Force fut à Sanzio et à Machiavel de se résigner. Ce fut avec une violente émotion qu’ils se firent leurs adieux. Il y eut force promesses cent fois répétées. Et les fugitifs ne se décidèrent tout à fait que lorsque Ragastens eut juré de pousser jusqu’à Florence avant peu.
La voiture, conduite par Machiavel, se remit en route. Rosita et Raphaël, penchés à la portière, échangèrent encore des signaux d’affection avec le chevalier, demeuré au milieu du chemin… Puis, soudain, il y eut un coude de la route. Ragastens, subitement, se vit seul.
Alors, il se tourna vers Spadacape.
– Spadacape, lui dit-il, je ne veux pas te prendre en traître. Je te préviens que la campagne que je vais commencer sera fertile en mauvais coups à recevoir…
– Avec vous, monsieur le chevalier, je ne crains rien… Mais, monsieur, vous allez donc vous battre ?…
– Oui, Spadacape. Ça te va ?
– Ça me va, monsieur. Seulement, voulez-vous me permettre une question ?…

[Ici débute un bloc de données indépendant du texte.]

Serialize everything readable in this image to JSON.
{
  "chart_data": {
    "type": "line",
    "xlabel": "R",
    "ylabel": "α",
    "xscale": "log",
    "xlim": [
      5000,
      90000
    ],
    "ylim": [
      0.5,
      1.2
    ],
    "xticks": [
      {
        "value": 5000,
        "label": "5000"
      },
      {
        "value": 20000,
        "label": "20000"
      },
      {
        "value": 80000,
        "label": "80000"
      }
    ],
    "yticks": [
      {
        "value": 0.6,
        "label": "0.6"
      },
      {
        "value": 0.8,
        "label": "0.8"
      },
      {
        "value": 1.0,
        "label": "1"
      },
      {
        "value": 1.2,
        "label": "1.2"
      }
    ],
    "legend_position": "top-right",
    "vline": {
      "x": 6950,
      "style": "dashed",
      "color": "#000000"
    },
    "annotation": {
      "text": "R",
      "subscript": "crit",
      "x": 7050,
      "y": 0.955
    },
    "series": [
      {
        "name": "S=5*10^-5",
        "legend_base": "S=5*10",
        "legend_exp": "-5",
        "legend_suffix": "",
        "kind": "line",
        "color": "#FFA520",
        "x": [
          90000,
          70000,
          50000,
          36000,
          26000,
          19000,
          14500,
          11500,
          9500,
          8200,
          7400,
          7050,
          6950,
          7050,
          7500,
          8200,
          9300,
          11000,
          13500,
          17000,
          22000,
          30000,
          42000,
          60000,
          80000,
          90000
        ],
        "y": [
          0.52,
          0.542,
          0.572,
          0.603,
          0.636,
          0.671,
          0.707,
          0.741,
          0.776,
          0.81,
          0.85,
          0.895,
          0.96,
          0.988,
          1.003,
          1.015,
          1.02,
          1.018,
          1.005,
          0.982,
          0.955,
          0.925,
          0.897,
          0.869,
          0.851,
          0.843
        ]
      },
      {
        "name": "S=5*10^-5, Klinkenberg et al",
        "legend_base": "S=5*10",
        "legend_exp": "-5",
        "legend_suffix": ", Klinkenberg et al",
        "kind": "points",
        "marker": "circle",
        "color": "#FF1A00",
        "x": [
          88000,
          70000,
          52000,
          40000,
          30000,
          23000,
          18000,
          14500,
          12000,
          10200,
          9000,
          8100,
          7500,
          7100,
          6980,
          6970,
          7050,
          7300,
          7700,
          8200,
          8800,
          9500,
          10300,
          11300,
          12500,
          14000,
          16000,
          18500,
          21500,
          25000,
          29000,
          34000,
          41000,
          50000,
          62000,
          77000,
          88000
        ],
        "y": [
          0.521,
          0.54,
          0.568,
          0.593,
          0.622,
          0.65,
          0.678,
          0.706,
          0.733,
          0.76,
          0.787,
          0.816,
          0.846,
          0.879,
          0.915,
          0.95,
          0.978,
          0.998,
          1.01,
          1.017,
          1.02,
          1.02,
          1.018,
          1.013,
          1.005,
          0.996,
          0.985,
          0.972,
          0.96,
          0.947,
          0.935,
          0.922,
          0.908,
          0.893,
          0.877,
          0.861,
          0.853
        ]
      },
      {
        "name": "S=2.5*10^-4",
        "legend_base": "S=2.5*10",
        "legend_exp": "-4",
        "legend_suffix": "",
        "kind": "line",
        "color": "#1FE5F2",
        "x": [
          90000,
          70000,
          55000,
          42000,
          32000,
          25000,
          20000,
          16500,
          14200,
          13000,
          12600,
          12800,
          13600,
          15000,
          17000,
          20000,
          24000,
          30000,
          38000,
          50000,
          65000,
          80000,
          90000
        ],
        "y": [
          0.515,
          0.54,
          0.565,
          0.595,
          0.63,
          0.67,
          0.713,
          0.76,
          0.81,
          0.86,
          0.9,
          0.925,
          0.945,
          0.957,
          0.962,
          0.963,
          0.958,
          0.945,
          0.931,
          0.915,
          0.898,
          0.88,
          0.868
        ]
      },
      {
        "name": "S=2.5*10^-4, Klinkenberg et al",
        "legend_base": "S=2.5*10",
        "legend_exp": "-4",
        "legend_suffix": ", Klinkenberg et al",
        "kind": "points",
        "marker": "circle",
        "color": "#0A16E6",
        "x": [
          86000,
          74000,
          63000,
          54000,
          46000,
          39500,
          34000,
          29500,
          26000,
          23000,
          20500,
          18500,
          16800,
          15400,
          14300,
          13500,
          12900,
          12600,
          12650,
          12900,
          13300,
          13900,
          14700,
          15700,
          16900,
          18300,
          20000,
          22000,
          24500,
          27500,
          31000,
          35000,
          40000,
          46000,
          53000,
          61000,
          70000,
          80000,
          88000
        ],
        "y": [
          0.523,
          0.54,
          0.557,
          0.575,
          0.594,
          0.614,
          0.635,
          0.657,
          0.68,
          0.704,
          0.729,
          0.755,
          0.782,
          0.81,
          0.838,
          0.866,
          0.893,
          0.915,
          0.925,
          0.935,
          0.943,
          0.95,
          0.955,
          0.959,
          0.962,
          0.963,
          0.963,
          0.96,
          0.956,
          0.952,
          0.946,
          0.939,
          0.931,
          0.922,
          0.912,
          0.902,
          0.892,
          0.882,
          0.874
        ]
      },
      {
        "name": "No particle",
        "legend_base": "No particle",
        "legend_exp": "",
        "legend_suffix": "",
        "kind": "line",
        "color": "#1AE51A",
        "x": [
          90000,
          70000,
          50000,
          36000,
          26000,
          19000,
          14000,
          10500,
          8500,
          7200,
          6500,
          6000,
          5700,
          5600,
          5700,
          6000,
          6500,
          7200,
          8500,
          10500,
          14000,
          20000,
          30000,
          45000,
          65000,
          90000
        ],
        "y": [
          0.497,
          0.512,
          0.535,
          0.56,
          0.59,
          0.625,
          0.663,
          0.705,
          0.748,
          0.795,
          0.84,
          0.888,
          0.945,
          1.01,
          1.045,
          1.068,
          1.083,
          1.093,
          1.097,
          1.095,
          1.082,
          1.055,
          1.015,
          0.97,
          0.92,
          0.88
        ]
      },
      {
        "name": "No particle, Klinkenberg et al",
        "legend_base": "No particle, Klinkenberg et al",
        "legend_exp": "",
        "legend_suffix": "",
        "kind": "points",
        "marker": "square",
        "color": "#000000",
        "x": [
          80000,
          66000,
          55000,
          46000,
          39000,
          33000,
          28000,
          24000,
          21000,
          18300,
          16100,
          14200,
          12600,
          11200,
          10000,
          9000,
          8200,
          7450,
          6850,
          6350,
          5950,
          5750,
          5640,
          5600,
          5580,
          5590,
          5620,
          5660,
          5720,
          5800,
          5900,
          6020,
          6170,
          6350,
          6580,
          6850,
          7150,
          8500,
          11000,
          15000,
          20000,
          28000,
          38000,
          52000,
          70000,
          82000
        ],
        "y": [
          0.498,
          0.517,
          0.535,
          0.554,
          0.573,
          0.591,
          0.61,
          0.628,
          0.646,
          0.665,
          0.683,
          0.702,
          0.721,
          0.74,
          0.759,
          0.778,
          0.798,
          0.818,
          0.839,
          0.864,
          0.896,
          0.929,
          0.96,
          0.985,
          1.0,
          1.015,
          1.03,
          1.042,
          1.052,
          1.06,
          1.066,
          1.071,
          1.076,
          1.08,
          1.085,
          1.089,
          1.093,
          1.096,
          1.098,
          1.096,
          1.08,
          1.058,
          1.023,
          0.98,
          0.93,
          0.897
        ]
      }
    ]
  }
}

– Je te permets la question…
– Jusqu’ici, vous n’avez fait que vous batailler contre une foule de gens, contre des sbires, contre des seigneurs puissants comme César, contre des papes même !… Contre qui, cette fois, allez-vous donc vous battre ?
– Contre une armée ! répondit simplement Ragastens.